Many cloud data solutions have started small and gradually grown larger and larger. By the time you realize that you might need some sort of governance and practices the environment can already be challenging to manage. By utilizing DataOps you can make the environment a lot more manageable, secure and easier to develop to.

Empowered developers and users

One often overlooked factor is that how does DataOps affects the people that are responsible for building the solutions. Less manual work and more automation means that developers can focus more on the business problems and less on doing monkey work. This can lead to more sensible content of work. But at the same time it can lead to skill caps that can be agonizing for the individual and also a challenge for the organization on how to organize the work. Development work can actually also feel more stressful as there will be less waiting (for loads to complete, etc.) and more of the actual concentrated development.

Some definitions of DataOps [5] emphasize collaborational and communicational side of DataOps.
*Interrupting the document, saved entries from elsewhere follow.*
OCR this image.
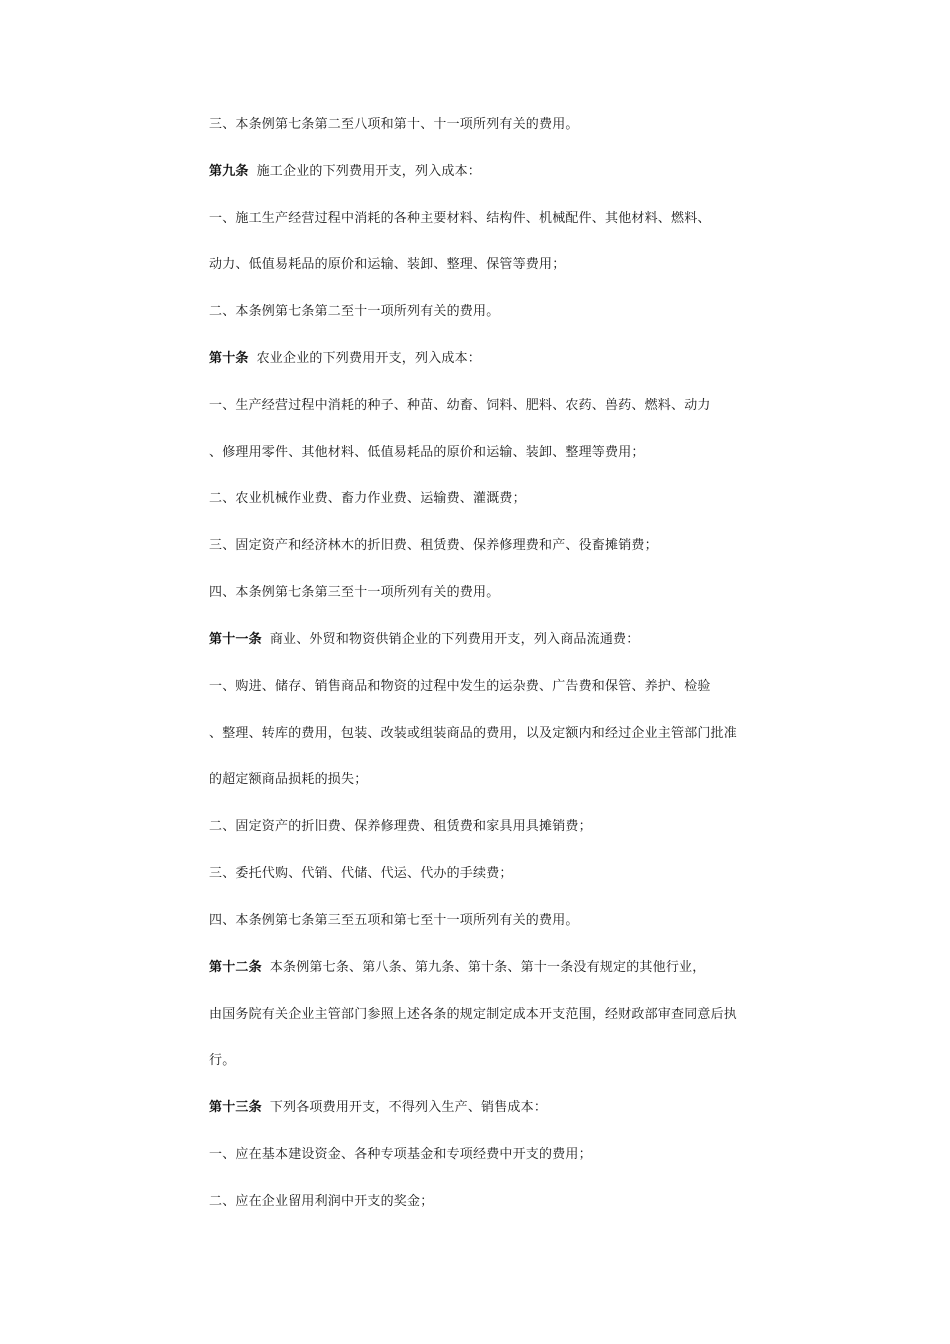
三、本条例第七条第二至八项和第十、十一项所列有关的费用。
第九条 施工企业的下列费用开支，列入成本：
一、施工生产经营过程中消耗的各种主要材料、结构件、机械配件、其他材料、燃料、
动力、低值易耗品的原价和运输、装卸、整理、保管等费用；
二、本条例第七条第二至十一项所列有关的费用。
第十条 农业企业的下列费用开支，列入成本：
一、生产经营过程中消耗的种子、种苗、幼畜、饲料、肥料、农药、兽药、燃料、动力
、修理用零件、其他材料、低值易耗品的原价和运输、装卸、整理等费用；
二、农业机械作业费、畜力作业费、运输费、灌溉费；
三、固定资产和经济林木的折旧费、租赁费、保养修理费和产、役畜摊销费；
四、本条例第七条第三至十一项所列有关的费用。
第十一条 商业、外贸和物资供销企业的下列费用开支，列入商品流通费：
一、购进、储存、销售商品和物资的过程中发生的运杂费、广告费和保管、养护、检验
、整理、转库的费用，包装、改装或组装商品的费用，以及定额内和经过企业主管部门批准
的超定额商品损耗的损失；
二、固定资产的折旧费、保养修理费、租赁费和家具用具摊销费；
三、委托代购、代销、代储、代运、代办的手续费；
四、本条例第七条第三至五项和第七至十一项所列有关的费用。
第十二条 本条例第七条、第八条、第九条、第十条、第十一条没有规定的其他行业，
由国务院有关企业主管部门参照上述各条的规定制定成本开支范围，经财政部审查同意后执
行。
第十三条 下列各项费用开支，不得列入生产、销售成本：
一、应在基本建设资金、各种专项基金和专项经费中开支的费用；
二、应在企业留用利润中开支的奖金；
Better collaboration builds trust towards the data and between different stakeholders. Faster development cycles can in part bring developers and users closer to each other and engage the user to take part in the development itself. This can raise enthusiasm among end users and break the disbelief that data development can’t support business processes fast enough.

Skills and know-how

One major reason DataOps is hard to approach is that doing it technically requires remarkably different skillset than traditional ETL-/Data Warehouse -development. You still need to model your data (There seems to be a common misconception that you just put all your data to a data lake and then you utilise it. Believe me database management systems (DBMS) were not invented by accident and there really is a need for curated data models etc. But this is a different story.).

You also need to understand the business logic behind your data. This remains to be the trickiest part of data integrations as it requires a human to interpret and integrate the logic.

So on higher level you are still doing the same things, integrating and modelling your data. But the technologies and development methods used are different.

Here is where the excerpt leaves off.